Xiaolin Su is a senior financial economics major at UMBC. Su now comfortably calls the UMBC campus home. When she left China and entered the United States for the first time, however, she was met with an intimidating new country.
“As a non-native speaker, all of the things here make me nervous,” said Su. “I don’t want people looking at me thinking ‘she can’t even speak English and she looks weird, dresses weird.’ [I don’t want people looking at me] like I [don’t] belong to here.”
The difficulty of Su’s transition was stressed by her limited resources in China. Due to internet censorship, she did not have access to the same websites Americans do. This limitation impeded her ability to learn about the United States before coming. She could not even find pictures of UMBC.
The welcoming atmosphere at UMBC, however, helped her adapt to a new country. Su recalls how when she was first at orientation, she did not know how to find the correct building. Thankfully, a student helped her with directions and walked her to the classroom. “It’s [a] small thing, but it [felt] really nice,” Su recalls.
Su believes that such events demonstrate that Americans are friendly. According to Su, Americans are more likely to greet and smile at strangers. Su also delights in the cultural diversity she found in the United States. Her interest in different cultures began with an upbringing different from that of most young girls in China.
Su was raised in Dalian, a northern Chinese city which was under Japanese and then Russian control during the late 19th and through the mid-20th centuries. Su therefore grew up surrounded by Russian castles and European architecture.
She also had numerous Korean classmates.
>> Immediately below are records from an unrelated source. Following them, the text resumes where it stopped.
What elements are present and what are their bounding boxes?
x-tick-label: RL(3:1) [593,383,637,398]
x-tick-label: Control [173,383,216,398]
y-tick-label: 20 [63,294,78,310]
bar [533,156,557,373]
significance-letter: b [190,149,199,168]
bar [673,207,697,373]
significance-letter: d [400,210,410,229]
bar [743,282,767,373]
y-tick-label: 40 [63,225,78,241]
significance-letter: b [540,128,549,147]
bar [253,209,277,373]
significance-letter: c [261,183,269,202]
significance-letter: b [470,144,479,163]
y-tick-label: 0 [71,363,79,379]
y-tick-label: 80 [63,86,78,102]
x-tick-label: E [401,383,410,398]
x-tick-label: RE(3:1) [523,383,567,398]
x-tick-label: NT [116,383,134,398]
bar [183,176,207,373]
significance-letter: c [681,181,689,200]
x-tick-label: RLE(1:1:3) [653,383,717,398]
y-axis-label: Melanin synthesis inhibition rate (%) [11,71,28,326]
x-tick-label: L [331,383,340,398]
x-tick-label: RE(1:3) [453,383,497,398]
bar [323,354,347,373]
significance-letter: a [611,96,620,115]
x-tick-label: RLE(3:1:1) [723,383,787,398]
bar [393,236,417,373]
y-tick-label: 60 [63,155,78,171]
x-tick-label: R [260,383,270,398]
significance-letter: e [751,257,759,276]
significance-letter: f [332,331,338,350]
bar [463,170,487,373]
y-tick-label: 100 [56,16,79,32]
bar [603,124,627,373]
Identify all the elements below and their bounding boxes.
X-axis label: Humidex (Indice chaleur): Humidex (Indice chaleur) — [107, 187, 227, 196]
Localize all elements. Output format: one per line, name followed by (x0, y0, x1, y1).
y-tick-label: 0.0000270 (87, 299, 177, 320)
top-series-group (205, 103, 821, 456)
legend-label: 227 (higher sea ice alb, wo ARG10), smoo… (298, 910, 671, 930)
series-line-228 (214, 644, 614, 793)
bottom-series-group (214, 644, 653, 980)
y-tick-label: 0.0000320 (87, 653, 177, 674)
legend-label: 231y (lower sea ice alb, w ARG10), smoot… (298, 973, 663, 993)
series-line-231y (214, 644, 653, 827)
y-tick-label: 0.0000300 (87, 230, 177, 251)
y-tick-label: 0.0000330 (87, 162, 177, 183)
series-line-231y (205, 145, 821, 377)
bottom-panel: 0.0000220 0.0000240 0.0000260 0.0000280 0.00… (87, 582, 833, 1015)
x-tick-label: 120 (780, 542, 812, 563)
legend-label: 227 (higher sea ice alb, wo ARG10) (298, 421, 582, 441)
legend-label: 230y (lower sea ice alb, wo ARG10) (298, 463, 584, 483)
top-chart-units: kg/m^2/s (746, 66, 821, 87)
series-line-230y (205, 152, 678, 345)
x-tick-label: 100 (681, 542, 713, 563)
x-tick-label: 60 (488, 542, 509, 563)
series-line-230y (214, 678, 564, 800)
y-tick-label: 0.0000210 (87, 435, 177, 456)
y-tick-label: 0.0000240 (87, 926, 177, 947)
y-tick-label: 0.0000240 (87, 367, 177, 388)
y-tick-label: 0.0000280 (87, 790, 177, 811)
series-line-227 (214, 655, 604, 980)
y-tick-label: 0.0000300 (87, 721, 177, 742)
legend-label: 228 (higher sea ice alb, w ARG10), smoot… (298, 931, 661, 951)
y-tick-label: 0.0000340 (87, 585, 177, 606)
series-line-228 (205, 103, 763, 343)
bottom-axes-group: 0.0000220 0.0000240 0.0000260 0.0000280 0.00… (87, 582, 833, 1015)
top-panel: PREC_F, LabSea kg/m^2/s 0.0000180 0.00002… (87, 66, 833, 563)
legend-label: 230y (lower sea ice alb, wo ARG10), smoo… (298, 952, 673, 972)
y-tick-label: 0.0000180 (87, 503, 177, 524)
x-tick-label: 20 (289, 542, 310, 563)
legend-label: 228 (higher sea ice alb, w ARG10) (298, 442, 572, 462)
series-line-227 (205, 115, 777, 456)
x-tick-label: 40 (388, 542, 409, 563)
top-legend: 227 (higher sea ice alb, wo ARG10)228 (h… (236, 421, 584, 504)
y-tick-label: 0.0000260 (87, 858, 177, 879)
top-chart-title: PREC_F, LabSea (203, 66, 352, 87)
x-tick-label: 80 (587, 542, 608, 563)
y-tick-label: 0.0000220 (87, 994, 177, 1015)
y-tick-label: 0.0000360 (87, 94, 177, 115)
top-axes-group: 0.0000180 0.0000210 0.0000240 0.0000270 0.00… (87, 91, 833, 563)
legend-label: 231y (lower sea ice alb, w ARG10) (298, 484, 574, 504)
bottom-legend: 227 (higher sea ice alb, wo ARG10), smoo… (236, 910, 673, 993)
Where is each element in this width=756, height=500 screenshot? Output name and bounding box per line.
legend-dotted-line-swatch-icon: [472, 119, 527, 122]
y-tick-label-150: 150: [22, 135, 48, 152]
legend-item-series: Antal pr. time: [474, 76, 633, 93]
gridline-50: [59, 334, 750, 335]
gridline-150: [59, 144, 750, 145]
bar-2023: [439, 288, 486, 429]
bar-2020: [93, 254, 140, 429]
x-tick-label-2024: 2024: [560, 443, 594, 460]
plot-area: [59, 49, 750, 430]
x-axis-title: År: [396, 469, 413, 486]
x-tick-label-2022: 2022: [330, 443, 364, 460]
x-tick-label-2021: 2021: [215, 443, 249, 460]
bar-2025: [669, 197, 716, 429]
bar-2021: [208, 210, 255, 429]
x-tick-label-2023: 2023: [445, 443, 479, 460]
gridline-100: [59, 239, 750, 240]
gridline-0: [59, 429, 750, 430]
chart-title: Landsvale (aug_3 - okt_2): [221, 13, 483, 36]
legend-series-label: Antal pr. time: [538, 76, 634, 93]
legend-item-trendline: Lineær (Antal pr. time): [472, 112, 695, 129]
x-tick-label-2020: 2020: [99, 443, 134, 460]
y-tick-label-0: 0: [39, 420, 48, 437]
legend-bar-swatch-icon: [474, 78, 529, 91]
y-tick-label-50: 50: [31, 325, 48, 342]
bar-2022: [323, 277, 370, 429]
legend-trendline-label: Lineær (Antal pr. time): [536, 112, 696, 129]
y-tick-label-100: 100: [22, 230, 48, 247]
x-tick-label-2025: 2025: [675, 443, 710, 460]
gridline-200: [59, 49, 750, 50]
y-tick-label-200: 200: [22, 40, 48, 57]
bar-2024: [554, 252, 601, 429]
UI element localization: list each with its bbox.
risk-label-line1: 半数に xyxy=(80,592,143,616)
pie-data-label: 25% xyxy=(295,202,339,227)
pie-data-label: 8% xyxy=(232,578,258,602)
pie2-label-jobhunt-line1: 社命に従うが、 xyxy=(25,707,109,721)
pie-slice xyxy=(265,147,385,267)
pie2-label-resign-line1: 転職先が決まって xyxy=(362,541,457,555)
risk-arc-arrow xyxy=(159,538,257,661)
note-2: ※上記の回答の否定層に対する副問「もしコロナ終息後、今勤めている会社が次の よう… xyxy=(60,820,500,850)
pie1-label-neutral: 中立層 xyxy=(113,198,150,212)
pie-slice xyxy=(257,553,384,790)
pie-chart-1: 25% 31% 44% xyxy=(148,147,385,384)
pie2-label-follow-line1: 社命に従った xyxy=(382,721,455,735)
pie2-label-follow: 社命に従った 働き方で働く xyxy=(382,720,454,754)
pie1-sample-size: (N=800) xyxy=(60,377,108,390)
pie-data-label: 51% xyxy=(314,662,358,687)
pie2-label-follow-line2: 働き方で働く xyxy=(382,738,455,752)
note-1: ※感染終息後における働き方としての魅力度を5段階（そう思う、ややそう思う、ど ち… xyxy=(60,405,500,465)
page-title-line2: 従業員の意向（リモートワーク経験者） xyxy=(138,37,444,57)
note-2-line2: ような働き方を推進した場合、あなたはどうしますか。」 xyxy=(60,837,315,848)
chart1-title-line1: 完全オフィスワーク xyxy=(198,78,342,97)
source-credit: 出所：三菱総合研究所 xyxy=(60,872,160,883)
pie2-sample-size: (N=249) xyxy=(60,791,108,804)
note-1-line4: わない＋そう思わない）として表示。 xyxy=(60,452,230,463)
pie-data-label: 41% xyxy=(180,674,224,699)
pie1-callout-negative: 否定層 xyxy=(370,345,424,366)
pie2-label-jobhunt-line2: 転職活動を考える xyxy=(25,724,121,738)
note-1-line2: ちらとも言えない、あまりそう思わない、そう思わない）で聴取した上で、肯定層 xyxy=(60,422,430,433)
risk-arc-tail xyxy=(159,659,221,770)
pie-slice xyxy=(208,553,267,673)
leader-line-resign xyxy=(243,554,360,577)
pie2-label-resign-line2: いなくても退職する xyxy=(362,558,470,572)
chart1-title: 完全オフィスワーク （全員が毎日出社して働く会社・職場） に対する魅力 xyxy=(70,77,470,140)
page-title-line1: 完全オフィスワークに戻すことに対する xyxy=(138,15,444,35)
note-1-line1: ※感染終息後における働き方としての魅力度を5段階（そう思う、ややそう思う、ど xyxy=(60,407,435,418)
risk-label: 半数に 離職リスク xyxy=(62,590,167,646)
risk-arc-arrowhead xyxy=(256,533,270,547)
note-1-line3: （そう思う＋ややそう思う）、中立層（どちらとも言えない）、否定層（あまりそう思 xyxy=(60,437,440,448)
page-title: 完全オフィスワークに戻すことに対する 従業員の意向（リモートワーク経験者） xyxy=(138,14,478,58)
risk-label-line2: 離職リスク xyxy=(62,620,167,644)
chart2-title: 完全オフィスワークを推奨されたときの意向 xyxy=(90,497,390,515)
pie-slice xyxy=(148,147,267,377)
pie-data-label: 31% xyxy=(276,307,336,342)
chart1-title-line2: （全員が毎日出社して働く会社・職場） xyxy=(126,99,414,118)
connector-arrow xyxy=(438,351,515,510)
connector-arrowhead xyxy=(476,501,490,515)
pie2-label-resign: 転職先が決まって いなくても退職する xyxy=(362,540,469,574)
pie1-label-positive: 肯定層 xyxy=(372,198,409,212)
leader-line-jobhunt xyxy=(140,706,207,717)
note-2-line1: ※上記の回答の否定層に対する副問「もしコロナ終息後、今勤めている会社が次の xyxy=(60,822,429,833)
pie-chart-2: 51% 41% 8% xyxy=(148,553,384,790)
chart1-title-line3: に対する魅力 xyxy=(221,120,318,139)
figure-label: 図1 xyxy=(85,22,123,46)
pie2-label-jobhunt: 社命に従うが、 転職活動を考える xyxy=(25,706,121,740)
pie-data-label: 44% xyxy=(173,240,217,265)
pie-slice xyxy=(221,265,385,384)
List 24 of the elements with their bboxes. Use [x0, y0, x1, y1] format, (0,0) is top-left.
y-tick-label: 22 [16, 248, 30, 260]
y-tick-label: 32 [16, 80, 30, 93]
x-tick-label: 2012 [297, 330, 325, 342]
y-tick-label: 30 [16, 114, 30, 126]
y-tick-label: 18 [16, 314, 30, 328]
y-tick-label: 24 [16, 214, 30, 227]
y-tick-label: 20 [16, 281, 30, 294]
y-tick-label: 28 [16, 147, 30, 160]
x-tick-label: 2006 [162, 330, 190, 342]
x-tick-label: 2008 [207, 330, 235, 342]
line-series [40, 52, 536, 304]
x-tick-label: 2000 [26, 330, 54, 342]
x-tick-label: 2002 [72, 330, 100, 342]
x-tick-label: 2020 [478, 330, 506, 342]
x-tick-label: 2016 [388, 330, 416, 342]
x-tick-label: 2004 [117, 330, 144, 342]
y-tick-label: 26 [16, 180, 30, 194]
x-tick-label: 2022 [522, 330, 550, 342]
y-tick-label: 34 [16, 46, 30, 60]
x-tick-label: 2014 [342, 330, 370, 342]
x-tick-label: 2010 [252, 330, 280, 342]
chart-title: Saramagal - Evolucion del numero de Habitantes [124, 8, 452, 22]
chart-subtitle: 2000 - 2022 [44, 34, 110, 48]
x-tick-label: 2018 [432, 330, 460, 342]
They all spoke in Chinese, but they exposed Su to another culture in a country that is 91 percent Han Chinese. “Perhaps that is why I like Korean food so much,” Su said.
Su was acclimated with cultural diversity, but when she arrived in the United States, she found an ethnic landscape that was differently diverse from that of her home.
“Here there are white people and black people,” Su says, “It’s totally different. There are so many cultures.”
When Su first came to UMBC, she took English classes for a year to prepare for her coursework in economics. One of her favorite topics of discussion in class was American and Chinese culture. She also enjoyed writing and speaking assignments because they helped improve her English.
Speaking English with non-native speakers, however, had unique challenges. Su says, “Because we are not native speakers, it can be stressful. I might not understand [what one of my classmates] is talking about, and he doesn’t understand what I’m [talking] about.”
Despite the stresses of living abroad, Su enjoys the freedom of expression she has at UMBC. A lesbian and self-described tomboy, Su believes the representation for LGBTQIA+ individuals in the United States is starkly different from that in China.
“In China they reject [LGBTQIA+],” Su says. “They don’t put [LGBTQIA+ individuals in the news. They ban [LGBTQIA+] movie stars [and] singers.” She believes that despite the persistence of homophobia, LGBTQIA+ individuals in America are freer to express their identities.
Though it has not been without hardships, Su is happy with her decision to earn her degree in the U.S. because it has allowed her to experience a lifestyle that is unimaginable in China. She says her journey to improve her English also improved her confidence and made her want to improve herself. Truly full of grit, Su is a proud member of our diverse UMBC community.